To Fight a Brother

William Blake - Cain and Abel

William Blake - The Body of Abel Found by Adam and Eve

 

Amor di fratelli, amor di coltelli—love between siblings, love between blades, says an Italian proverb. This is too common an intuition to demand a gloss. We love our siblings at the time we measure our lives in comparison to them; soon this contrast turns into a competition—and often into a battle, perhaps deadly. One of the founding legends of the West focuses on this paradoxical tension, and though the conventional narrative of Abel’s killing leaves no doubt regarding the roles of the virtuous victim and jealous offender, the perspective of each sibling in real life will determine their take on the alleged crime, sometimes romanticizing Cain’s motives and actions. The favored child harbors a wretched identity.

Life is capricious and the outcomes of two siblings born and raised in a similar—never really the same—context time and again turn out extremely different. This could be seen as the goal of the more successful one: not only reaching a good life, but—understanding the other as the antagonist by fate of birth—reaching a better life. Cain lived, but cursed; Abel died, but blessed. In the extreme case of this legend, the killer must remain under the shadow of his victim, though—and this is my point of interest—the murdered brother has risen so high that nothing about Cain, not even the memory of the killing, could remain in him as brotherly love, because no rivalry is possible any longer. Almost as if part of Cain’s condemnation was to remain a brother, while Abel’s reward was to break away from that bond.

Reward? There is something sinister about both endings. Indeed the one fallen during this battle will inevitably look up towards the victor; that is his compass, and his curse. But if the victor will not bemoan the advantage, he will inevitably lament the lack of compass. A lone brother resting by the Lord is one without intimate enemy, and therefore in perpetual search of an identity.

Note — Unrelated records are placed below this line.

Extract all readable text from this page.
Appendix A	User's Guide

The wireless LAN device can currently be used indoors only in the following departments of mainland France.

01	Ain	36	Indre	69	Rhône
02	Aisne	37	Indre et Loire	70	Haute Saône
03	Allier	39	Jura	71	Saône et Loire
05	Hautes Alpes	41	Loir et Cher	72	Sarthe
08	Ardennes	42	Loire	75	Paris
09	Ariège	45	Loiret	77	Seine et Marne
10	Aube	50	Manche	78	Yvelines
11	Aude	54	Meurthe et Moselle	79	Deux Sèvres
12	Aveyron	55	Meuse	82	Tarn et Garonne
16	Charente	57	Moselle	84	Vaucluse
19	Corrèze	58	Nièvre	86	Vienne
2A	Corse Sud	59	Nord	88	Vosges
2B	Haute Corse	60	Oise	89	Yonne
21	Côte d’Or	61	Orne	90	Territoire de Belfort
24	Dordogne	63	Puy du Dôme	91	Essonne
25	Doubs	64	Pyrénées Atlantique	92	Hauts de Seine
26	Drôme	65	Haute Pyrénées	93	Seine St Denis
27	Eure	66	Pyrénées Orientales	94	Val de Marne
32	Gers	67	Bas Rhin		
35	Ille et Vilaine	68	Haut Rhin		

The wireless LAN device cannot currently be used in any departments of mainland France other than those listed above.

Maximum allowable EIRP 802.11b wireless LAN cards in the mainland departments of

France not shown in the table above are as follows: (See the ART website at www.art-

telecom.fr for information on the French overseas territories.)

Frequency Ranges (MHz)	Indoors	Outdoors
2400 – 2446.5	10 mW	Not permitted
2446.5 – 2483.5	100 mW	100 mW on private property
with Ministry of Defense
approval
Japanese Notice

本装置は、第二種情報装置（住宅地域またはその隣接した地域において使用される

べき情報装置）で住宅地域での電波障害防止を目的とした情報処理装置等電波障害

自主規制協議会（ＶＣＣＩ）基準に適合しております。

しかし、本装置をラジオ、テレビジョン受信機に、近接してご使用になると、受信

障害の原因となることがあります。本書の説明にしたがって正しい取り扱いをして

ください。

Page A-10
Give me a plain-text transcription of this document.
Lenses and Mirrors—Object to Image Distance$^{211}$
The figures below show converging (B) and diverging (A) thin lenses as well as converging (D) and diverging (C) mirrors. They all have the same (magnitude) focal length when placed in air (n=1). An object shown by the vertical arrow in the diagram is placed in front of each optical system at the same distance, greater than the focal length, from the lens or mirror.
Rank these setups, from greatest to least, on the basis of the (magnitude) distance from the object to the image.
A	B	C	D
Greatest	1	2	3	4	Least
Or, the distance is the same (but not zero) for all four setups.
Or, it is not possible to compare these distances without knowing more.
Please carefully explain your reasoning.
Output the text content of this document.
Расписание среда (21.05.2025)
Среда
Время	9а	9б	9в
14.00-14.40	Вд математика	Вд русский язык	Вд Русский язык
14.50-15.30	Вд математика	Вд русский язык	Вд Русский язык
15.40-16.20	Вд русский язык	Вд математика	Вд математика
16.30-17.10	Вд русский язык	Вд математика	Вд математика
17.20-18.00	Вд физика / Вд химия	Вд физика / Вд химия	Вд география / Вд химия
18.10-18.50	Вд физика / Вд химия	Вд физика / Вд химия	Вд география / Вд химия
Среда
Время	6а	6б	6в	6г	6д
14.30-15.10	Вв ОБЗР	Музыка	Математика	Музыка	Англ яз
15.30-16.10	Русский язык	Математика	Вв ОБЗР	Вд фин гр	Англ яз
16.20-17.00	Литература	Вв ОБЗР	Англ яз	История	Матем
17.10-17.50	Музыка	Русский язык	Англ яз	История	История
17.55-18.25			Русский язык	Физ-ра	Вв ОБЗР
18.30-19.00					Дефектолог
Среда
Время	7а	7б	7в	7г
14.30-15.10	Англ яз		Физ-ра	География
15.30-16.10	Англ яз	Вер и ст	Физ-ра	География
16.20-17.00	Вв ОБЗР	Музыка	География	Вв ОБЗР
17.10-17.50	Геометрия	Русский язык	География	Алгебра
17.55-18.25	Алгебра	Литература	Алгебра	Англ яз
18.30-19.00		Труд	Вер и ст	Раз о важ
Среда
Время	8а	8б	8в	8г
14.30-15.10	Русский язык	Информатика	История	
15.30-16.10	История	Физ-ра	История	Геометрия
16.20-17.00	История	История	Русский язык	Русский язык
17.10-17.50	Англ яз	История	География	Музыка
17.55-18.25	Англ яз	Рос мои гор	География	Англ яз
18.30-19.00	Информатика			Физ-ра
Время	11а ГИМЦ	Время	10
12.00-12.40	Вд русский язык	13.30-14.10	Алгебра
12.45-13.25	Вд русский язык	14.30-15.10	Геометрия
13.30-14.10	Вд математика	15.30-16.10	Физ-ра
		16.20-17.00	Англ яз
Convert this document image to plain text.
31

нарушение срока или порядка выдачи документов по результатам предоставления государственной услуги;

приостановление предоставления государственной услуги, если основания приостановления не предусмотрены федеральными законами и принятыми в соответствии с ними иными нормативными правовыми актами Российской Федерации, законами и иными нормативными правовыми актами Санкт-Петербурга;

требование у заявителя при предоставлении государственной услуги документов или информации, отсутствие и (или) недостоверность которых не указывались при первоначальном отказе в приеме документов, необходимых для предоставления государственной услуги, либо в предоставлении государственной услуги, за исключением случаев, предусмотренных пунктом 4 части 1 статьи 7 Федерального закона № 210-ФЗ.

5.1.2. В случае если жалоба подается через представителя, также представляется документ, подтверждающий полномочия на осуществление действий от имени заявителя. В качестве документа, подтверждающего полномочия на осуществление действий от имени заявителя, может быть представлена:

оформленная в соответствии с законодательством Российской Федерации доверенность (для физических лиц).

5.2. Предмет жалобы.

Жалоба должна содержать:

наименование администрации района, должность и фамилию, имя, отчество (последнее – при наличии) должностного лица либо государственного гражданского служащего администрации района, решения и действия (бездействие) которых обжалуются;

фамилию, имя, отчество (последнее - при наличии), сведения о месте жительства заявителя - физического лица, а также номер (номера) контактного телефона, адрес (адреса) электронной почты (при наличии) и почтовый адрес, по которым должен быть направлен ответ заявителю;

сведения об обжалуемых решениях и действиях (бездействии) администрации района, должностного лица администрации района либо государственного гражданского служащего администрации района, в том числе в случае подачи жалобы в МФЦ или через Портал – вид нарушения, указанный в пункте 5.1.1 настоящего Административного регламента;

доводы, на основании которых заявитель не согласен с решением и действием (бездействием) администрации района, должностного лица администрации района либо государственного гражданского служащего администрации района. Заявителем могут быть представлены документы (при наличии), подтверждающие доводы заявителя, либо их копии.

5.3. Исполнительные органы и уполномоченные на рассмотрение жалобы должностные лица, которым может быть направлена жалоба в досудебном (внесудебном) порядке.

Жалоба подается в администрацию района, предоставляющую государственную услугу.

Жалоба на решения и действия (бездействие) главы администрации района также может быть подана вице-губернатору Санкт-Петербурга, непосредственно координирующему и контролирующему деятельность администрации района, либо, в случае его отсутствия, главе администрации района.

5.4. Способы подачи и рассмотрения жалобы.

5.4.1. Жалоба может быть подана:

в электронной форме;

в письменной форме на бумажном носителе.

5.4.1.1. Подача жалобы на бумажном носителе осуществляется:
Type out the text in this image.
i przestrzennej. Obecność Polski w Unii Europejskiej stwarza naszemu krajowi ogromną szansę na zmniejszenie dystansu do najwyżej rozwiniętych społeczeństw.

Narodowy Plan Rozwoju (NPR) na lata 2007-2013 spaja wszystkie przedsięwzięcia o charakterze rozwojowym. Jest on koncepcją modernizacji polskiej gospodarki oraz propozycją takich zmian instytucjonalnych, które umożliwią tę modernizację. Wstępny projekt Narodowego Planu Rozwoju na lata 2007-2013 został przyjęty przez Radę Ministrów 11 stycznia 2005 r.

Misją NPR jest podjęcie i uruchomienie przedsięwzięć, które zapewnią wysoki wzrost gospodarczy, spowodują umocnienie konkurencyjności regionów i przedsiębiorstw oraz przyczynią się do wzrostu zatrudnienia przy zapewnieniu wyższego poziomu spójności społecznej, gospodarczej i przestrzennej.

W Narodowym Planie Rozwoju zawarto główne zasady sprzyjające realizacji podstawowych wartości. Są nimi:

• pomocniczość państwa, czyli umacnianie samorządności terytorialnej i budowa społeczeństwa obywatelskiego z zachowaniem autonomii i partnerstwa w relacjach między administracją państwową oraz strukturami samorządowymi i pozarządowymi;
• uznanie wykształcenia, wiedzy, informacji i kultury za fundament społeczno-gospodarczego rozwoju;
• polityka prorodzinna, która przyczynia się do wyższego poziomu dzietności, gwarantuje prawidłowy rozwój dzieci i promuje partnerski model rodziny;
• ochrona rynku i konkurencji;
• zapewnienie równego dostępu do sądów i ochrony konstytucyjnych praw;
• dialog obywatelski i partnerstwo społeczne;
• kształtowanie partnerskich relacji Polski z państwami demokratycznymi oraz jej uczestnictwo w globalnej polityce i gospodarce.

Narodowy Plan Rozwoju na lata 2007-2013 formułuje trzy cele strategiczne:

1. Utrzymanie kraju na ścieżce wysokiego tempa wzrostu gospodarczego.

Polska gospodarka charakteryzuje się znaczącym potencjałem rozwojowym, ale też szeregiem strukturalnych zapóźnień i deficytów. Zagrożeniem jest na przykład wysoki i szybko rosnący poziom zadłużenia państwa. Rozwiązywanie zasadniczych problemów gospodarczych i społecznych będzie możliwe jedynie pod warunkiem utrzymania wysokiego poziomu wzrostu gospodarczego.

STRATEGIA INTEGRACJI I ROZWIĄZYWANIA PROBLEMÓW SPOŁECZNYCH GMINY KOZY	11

If neglecting the legend, one might argue that Cain’s crime made him the victor. There is no God and no afterlife in this interpretation, but there are metaphors. There are always metaphors. Nobody looks down on him from the heavens, and there is no authority to punish the fratricide. But Cain goes on living without a defining rivalry—while literature’s chanting voice characterizes this lonely fate as divine punishment. A love between blades demands a sparking balance that would neither allow the definitive stab of one, nor the irreparable loneliness of the other.